This serves as the canvas on which we create the flowmap. The obvious next step, of course, is to add the flows. To add all the connections between the districts, we can use the add_flowmap() function. This function takes the origin-destination data and the coordinates of the nodes, and it adds the flows to the plot.

zones_madrid_plot_1 <-
  zones_madrid_plot |>
  add_flowmap(
    od = total_flow_counts_m,
    nodes = zones_madrid_coords_4326,
  )
zones_madrid_plot_1

Basic flowmap with many overlapping lines

As we can see, it is very difficult to interpret the flow map when all flows are plotted. The lines overlap and it is hard to see the individual flows.

3.2 Making a pretty flowmap

Clearly, there are many ways we can improve this map.

3.2.1 Aggregating nodes into clusters

To reduce the number of connections, and make the flow map more interpretable, we can cluster the nodes. This means that we hierarchically merge nearby nodes into clusters, and we only show the flows between the clusters. This reduces the number of lines in the plot and makes it easier to see the overall patterns.

In flowmapper, this is done by specifying the parameter k_nodes, where k is the number of nodes that should remain after clustering.

The choice of k depends on the distribution of the nodes, the size of the map, and the desired visual effect. In our experience, a number between 10 and 30 works fine for general visualizations.

zones_madrid_plot_2 <-
  zones_madrid_plot |>
  add_flowmap(
    od = total_flow_counts_m,
    nodes = zones_madrid_coords_4326,
    k_nodes = 10
  )
zones_madrid_plot_2

3.2.2 Changing the visuals of the nodes and edges

We can also change the visuals of the nodes and edges. add_flowmap() accepts a wide range of arguments. For example, we can change the color of the edges, the width of the edges, and the color of the nodes. We can also add a legend to the plot.

# add the flows
zones_madrid_plot |>
  add_flowmap(
    od = total_flow_counts_m,
    nodes = zones_madrid_coords_4326,
    outline_col = "NA",
    edge_width_factor = 0.8,
    add_legend = "right",
    legend_gradient = TRUE,
    k_nodes = 25
  ) +
  scale_fill_gradient(
    low = "#FABB29",
    high = "#AB061F"
  )

3.2.3 Adding a raster base map

We can use the basemaps package to add a raster base map to the flow map. This can help to provide context to the flow map and make it more visually appealing.

The basemaps are provided in the World Mercator projection (EPSG:3857), so we want to transform the zones to this projection before adding the base map.

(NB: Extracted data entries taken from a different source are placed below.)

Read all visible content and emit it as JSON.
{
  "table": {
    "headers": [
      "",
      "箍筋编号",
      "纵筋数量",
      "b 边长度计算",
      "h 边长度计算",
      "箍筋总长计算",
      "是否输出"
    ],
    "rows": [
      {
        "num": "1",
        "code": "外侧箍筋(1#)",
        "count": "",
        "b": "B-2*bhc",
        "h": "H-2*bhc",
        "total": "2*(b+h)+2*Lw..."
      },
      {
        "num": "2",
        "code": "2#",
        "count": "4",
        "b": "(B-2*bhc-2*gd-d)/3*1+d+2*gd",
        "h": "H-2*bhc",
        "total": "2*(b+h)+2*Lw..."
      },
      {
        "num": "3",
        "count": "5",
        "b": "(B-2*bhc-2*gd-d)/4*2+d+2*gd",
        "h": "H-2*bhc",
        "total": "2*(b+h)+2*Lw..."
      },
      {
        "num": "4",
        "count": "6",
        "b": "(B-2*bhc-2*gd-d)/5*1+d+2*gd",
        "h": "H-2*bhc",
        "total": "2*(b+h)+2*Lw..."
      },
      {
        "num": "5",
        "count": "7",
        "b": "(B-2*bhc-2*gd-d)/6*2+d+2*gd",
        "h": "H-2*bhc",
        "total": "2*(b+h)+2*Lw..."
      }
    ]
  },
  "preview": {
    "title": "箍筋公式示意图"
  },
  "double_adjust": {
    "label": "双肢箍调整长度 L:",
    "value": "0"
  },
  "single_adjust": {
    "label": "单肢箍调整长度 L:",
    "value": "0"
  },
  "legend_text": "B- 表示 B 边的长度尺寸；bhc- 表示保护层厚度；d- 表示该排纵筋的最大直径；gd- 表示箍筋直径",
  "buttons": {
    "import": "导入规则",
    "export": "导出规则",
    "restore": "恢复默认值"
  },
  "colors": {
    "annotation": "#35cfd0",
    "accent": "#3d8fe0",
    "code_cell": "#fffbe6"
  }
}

zones_madrid_3857 <- zones |>
  filter(luas_mitma == "GAU Madrid") |>
  st_transform(3857)

zones_madrid_coords_3857 <-
  zones_madrid_3857 |>
  st_centroid() |>
  st_coordinates() |>
  as.data.frame() |>
  mutate(name = zones_madrid_3857$id) |>
  rename(x = X, y = Y)

Then we can use the basemap_ggplot() function to create a base map. We can specify the map service and the map type. In this case, we use a hillshade map from ESRI, which provides a nice background for the flow map. We also set the alpha parameter to make the base map slightly transparent, so that the flow map is more visible.

zones_madrid_plot_with_basemap <-
  basemap_ggplot(
    st_buffer(zones_madrid_3857, 15000), # add a buffer to the zones to avoid clipping the edges
    map_service = "esri",
    map_type = "world_hillshade", # [!]  Try basemaps::get_maptypes() and explore some alternative basemaps
    alpha = 0.9
  ) +
  theme_bw() +
  theme(
    axis.title = element_blank(),
    axis.text = element_blank(),
    axis.ticks = element_blank(),
    legend.position = "none"
  ) +
  scale_x_continuous(expand = expansion(0, 0)) +
  scale_y_continuous(expand = expansion(0, 0)) +
  ggnewscale::new_scale_fill() +
  geom_sf(data = zones_madrid_3857, fill = NA, col = "grey60", linewidth = 0.3)


zones_madrid_plot_with_basemap_flowmap <-
  zones_madrid_plot_with_basemap |>
  add_flowmap(
    od = total_flow_counts_m,
    nodes = zones_madrid_coords_3857,
    outline_col = "NA",
    edge_width_factor = 0.7, # [!] What if you set this to the default of 1?
    k_nodes = 25, # [!] Experiment with different numbers of nodes.
    add_legend = "bottom",
    legend_col = "gray30",
    legend_gradient = TRUE,
    legend_nudge_y = -10000
  ) +
  scale_fill_gradient(low = "#FABB29", high = "#AB061F") + # [!] Change the colors here
  labs(
    title = "Mobility in the Madrid Region",
    caption = "Ministerio de Transportes y Movilidad Sostenible MITMS 2024"
  )

zones_madrid_plot_with_basemap_flowmap

Customized flowmap with hillshade basemap

3.3 ! Bonus: Comparative Maps

We can also create comparative maps, for example, comparing the flows on the two days we have data for.

Before, we aggregated the data for both our dates. However, we can also do it separately for each day. To do this, we simply have to add the date column to the grouping in the group_by() function. This will create a separate count for each day.

We also again filter down to keep only the flows that involve Madrid districts, as we did before. And then, we split the dataframe into a list of two dataframes, one for each date. This will allow us to create a separate flow map for each day.

flow_counts_by_date <-
  flows |>
  group_by(o = id_origin, d = id_destination, date) |>
  summarise(value = sum(n_trips, na.rm = TRUE), .groups = "drop") |>
  collect() |>
  arrange(o, d, date, value) |>

  # again, filter down to keep only the ones involving madrid
  filter(o %in% zones_madrid_3857$id & d %in% zones_madrid_3857$id) |>
  # split the dataframe by date into a list
  group_by(date) |>
  group_split()

We can then create a list of the coordinates for each date, so that we can use them in the flow maps. As in this case, the nodes do not change their position, we can just repeat the coordinates for each date into a list (of the same length as flow_counts_by_date).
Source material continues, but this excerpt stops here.